Pour relever le défi, le pays entend miser sur l’instauration d’un environnement des affaires, sain et propice, pouvant favoriser l’émergence d’un secteur privé compétitif, et promouvoir d’autres canaux de mobilisation de financements, abordables, par le biais des marchés de capitaux, ou d’autres formes de crédits, ou encore, en mettant à contribution sa diaspora, dont la contribution au développement local, devient incontournable.

Contribution de la diaspora, nécessaire pour le développement du pays

L’on estime à près de deux millions aujourd’hui, le nombre de togolais expatriés, dont environs 70% vivant en Afrique, et 30% en Europe et en Amérique.

Selon un économiste de la BAD (Banque africaine de Développement), en 2014, les transferts de fonds de la diaspora togolaise, vers son pays d’origine, s’élevaient à 182 milliards de FCFA, soit plus de cinq fois, les flux nets des investissements directs étrangers (IDE), et un peu moins de la moitié des recettes fiscales, durant la même période.

Des fonds, en augmentation, qui pourraient représenter aujourd’hui, environ 10% du PIB (Produit Intérieur Brut) togolais.

Le partenariat public-privé : une autre alternative

Pour trouver des ressources complémentaires, et pallier à la baisse du portefeuille de l’APD, le Togo entend favoriser aussi les partenariats public-privé.

Des partenariats qui reposent sur des stratégies grâce auxquelles, le Togo pourrait compter sur l’appui de sociétés privées, ou investisseurs privés, pour la réalisation de ses projets, et l’atteinte d’objectifs qu’il ne pourrait seul atteindre.
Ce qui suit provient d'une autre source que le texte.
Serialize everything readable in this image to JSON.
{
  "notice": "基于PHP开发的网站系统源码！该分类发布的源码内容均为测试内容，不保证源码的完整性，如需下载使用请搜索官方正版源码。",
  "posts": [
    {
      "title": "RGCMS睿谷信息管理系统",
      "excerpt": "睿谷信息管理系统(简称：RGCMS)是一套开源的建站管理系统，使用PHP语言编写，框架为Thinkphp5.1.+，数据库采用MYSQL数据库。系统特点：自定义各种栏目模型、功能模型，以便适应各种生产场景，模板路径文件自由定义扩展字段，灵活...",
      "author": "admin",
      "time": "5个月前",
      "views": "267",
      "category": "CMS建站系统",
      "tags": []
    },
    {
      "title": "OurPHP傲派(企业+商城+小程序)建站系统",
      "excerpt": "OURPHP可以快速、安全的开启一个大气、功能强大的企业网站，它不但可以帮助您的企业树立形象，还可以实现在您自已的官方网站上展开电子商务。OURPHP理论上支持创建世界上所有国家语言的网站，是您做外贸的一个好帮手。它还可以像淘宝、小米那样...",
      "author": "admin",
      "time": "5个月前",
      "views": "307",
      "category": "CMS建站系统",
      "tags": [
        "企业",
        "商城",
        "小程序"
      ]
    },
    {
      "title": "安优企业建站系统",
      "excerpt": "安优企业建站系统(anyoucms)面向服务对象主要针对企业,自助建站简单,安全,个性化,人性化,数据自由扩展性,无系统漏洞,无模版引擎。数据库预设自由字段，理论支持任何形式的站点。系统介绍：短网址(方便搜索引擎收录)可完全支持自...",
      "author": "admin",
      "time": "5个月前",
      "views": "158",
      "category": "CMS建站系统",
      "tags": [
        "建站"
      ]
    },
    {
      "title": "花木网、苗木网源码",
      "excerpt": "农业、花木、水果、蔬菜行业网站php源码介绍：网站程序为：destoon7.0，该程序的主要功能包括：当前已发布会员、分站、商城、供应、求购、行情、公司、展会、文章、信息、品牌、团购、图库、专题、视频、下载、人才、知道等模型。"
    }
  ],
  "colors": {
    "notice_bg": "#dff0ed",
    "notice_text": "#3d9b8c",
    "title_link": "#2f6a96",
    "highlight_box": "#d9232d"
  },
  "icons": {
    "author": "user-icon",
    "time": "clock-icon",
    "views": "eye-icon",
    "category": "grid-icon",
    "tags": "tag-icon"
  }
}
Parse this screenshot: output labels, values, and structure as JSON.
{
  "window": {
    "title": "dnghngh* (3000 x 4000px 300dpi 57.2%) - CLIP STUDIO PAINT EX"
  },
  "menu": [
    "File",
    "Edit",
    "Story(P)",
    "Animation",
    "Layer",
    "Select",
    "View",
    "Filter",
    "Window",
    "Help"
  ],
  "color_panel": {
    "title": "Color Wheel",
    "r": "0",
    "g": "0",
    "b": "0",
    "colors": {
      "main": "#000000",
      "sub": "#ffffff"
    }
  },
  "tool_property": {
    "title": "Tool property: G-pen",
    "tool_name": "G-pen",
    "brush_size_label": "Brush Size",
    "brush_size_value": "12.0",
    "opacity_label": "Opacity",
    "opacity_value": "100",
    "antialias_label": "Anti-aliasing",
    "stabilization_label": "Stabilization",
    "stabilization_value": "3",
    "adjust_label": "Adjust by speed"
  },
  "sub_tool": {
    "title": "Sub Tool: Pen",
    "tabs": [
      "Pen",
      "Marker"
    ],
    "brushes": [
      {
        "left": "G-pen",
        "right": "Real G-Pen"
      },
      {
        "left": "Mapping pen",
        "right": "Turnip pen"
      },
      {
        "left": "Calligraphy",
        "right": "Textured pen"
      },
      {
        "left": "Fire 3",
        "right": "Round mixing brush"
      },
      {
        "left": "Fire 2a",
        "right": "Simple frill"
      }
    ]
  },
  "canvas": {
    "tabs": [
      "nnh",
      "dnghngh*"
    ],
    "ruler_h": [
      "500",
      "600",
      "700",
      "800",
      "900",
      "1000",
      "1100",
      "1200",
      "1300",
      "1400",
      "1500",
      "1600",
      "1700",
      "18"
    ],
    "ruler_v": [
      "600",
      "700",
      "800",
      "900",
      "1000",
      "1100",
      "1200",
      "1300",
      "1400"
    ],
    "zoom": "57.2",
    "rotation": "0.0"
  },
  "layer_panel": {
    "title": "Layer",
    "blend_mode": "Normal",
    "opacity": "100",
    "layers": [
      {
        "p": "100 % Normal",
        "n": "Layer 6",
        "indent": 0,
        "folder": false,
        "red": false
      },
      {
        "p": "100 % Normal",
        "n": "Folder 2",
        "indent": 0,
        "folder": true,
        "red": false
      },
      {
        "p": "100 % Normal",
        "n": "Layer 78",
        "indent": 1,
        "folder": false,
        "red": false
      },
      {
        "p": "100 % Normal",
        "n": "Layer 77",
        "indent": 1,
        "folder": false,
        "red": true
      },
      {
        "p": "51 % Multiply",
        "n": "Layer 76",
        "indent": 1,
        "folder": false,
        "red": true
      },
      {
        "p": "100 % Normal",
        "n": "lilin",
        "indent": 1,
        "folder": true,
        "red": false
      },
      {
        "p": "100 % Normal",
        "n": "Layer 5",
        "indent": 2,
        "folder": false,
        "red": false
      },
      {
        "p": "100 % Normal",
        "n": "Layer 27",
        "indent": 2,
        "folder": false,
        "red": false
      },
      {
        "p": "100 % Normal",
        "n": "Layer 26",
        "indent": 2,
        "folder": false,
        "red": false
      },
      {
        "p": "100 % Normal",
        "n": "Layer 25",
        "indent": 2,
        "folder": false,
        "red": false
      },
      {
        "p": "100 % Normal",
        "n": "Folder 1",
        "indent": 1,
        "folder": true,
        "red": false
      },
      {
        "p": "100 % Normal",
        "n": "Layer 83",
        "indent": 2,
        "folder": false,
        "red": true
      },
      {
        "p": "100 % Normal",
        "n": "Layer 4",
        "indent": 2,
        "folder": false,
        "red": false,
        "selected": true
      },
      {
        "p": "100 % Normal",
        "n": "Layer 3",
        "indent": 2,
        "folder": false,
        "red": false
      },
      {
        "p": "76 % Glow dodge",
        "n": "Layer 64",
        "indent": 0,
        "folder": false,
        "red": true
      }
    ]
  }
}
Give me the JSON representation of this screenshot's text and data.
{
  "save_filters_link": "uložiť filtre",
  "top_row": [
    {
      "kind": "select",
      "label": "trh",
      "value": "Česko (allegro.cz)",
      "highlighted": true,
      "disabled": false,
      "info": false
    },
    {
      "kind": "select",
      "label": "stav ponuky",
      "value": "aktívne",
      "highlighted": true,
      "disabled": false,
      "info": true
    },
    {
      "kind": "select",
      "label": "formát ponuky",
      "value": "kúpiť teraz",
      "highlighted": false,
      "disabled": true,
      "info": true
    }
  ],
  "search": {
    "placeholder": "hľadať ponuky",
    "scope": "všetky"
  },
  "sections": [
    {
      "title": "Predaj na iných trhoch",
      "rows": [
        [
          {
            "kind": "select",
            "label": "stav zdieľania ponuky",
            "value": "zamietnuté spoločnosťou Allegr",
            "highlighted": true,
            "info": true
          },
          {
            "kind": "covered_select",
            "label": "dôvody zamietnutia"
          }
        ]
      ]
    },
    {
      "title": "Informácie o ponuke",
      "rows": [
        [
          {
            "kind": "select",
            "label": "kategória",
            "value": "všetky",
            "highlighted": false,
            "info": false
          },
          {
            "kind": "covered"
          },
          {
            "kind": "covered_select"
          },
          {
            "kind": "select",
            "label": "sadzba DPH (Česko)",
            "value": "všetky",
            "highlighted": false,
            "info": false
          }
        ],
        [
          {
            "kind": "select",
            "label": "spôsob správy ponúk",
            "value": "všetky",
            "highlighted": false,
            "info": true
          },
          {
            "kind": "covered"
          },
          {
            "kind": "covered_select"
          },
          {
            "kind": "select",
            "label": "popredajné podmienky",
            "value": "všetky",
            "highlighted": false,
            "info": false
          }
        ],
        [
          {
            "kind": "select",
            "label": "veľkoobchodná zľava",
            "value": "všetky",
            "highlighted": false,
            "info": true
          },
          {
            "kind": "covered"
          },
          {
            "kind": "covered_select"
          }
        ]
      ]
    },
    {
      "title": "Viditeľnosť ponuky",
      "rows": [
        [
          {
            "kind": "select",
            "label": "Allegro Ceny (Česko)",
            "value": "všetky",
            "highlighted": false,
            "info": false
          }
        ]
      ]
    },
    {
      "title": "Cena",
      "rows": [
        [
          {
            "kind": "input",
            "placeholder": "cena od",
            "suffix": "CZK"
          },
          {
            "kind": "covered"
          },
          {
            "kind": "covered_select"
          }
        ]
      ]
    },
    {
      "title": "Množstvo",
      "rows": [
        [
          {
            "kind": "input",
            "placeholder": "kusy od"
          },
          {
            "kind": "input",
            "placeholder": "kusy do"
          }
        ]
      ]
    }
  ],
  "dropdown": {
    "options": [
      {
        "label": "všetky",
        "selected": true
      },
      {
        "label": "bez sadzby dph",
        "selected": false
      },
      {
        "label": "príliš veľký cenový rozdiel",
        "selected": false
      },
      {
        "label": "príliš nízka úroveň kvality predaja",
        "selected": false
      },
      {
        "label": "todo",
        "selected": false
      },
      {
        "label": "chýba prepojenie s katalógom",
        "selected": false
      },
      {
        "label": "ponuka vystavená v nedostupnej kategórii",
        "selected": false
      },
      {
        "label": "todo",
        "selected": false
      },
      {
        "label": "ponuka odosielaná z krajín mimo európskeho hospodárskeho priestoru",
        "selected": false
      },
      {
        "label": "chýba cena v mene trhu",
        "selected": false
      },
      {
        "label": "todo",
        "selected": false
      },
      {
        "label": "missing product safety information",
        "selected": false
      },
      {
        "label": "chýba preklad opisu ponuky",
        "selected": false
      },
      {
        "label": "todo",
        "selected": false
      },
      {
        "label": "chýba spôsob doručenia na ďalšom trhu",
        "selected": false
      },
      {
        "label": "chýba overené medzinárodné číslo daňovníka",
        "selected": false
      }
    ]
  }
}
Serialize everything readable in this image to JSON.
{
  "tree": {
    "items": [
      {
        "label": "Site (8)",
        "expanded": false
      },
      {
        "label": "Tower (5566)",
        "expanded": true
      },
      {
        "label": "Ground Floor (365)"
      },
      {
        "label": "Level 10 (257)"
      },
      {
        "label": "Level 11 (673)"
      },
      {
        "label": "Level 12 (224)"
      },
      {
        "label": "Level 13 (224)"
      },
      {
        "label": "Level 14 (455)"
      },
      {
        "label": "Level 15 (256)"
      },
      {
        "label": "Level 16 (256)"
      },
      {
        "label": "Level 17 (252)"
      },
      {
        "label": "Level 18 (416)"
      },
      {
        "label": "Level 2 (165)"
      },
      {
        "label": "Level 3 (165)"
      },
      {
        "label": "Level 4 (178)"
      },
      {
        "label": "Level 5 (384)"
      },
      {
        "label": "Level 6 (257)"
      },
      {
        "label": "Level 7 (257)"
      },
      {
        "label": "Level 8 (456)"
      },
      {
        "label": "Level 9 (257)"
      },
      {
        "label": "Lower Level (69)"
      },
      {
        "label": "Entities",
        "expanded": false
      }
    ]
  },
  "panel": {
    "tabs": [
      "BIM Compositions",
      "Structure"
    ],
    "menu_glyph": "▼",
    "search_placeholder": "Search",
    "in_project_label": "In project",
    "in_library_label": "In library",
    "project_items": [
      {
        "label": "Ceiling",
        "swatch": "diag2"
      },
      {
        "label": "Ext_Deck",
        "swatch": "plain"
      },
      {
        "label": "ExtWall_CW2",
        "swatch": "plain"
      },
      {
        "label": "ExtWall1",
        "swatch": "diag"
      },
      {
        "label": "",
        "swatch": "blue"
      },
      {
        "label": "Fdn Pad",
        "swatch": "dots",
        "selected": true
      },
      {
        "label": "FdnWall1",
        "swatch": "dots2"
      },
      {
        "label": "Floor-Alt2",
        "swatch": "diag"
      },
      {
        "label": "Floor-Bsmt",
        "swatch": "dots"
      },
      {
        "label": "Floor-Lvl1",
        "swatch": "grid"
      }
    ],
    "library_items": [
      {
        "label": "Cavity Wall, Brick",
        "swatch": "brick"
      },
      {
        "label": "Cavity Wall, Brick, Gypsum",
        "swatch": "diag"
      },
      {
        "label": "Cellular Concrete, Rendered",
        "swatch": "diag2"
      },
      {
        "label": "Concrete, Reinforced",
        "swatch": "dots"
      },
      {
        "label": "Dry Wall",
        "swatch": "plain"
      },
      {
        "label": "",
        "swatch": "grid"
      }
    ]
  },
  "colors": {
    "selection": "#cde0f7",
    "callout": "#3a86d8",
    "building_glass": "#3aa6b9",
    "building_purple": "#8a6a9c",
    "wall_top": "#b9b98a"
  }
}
Seul bémol, si le secteur privé occupe une place de choix dans l’économie nationale, avec des investissements représentants le tiers des investissements totaux, il est par ailleurs, lui-même, confronté à des difficultés.

Les plus décriées, étant les contraintes fiscales, devenues ces dernières années, trop fortes et de plus en plus lourdes à porter par les entreprises.

De quoi emmener à réfléchir sur la meilleure façon de promouvoir un véritable partenariat, axé sur le développement et l’amélioration des conditions de vie des populations.